Iranian Deputy Foreign Minister Majid Takht Ravanchi lambasted German Chancellor Angela Merkel for her "unreal and unconstructive" remarks, and said Tehran's missile program doesn’t violate the UN Security Council resolution 2231.
"We have announced that our missile activities are for defensive purposes, aren’t related to the Joint Comprehensive Plan of Action (the last July nuclear deal inked by Iran and the world powers) and don’t violate the JCPOA and (UNSC) Resolution 2231," Takht Ravanchi said on Sunday.
He said Iran's missiles are no way in violation of Resolution 2231 as have not been designed to carry nuclear warheads.
"Therefore, Mrs. Merkel's remarks are far from reality and are not constructive and we certainly don’t expect a country with which we have friendly relations to take such positions," Takht Ravanchi said.
Also on Saturday, the Iranian foreign ministry lashed out at Merkel for her "unconstructive" comments against Tehran's missile program, and underlined the country's firm determination to continue progress in defense fields.
"The Islamic Republic of Iran has announced many times that its missile program is fully defensive and has not been designed to carry nuclear warheads at all; therefore, it doesn’t violate UN Security Council Resolution 2231 and is no way related to the Joint Comprehensive Plan of Action (nuclear agreement between Iran and the world powers inked last July)," Foreign Ministry Spokesman Bahram Qassemi said.

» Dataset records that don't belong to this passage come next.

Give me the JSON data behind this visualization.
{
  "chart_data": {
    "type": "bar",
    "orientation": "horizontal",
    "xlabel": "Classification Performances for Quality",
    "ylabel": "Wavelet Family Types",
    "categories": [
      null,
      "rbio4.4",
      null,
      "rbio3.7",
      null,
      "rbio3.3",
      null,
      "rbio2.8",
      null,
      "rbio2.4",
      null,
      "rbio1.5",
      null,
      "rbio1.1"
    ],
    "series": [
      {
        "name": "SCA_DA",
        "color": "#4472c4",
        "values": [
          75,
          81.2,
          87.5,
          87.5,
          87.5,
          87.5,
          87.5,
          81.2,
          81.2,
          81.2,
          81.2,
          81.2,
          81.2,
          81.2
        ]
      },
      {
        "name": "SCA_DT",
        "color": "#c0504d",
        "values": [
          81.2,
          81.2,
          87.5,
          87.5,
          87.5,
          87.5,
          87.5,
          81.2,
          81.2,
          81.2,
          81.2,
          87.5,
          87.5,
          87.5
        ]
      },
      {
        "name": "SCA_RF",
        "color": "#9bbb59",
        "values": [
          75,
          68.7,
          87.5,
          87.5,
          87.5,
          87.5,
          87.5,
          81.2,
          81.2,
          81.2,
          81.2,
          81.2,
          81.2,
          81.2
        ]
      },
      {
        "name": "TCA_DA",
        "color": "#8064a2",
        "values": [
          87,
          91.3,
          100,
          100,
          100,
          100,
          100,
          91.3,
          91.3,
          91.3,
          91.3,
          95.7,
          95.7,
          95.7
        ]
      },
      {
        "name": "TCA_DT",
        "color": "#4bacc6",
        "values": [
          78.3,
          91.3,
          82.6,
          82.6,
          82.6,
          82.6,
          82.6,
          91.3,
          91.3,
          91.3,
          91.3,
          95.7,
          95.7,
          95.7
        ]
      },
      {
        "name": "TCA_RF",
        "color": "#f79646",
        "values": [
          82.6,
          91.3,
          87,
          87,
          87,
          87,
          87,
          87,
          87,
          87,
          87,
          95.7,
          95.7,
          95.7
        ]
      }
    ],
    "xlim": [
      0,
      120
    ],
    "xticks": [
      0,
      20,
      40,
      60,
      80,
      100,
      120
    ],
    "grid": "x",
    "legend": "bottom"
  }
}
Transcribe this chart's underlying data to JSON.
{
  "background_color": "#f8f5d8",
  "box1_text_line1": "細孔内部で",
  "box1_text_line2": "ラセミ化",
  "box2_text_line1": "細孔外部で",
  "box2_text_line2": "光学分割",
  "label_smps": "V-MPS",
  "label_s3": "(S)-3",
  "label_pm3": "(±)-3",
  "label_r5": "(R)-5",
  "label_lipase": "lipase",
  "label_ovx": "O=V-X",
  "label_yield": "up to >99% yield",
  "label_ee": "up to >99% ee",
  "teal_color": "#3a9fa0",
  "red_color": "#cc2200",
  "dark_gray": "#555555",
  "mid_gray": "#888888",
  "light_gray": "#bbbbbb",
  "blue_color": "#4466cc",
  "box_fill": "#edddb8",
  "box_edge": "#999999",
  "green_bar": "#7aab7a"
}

"The Islamic Republic of Iran has repeatedly stated that it will highly strongly continue its missile program based on its defensive doctrines and national security calculus and such remarks have no influence on the country's legitimate missile program at all," he added.
Merkel said in the Bundestag on Thursday that Iran "continued unabated to develop its rocket program in conflict with the relevant provisions of the UN Security Council”.
Merkel claimed that NATO's anti-missile system targets Iran's rocket program and was "developed purely for defense".
Their claims came as Iranian President Hassan Rouhani underlined in March the defensive nature of his country's missile program, and advised foreign powers to adopt the policy of peace and friendship instead of enmity and distrust.
"Our people dislike tensions. Countries which have maintained the path of tension are advised to return to the path of peace and friendship. Those who unfairly took our missile test case to the UN Security Council came back disappointed," Rouhani told reporters in Tehran after a cabinet meeting.
"We have no intention to invade our neighbors. Our missile program is completely for defense purposes," he added.
Also in February, Iranian Army Chief Commander Ataollah Salehi said Tehran will continue to develop its missile program as it doesn't violate the terms of its recent nuclear deal with the world powers.
“We are fulfilling our work and will continue in the future to strengthen and develop our missile program,” Salehi said.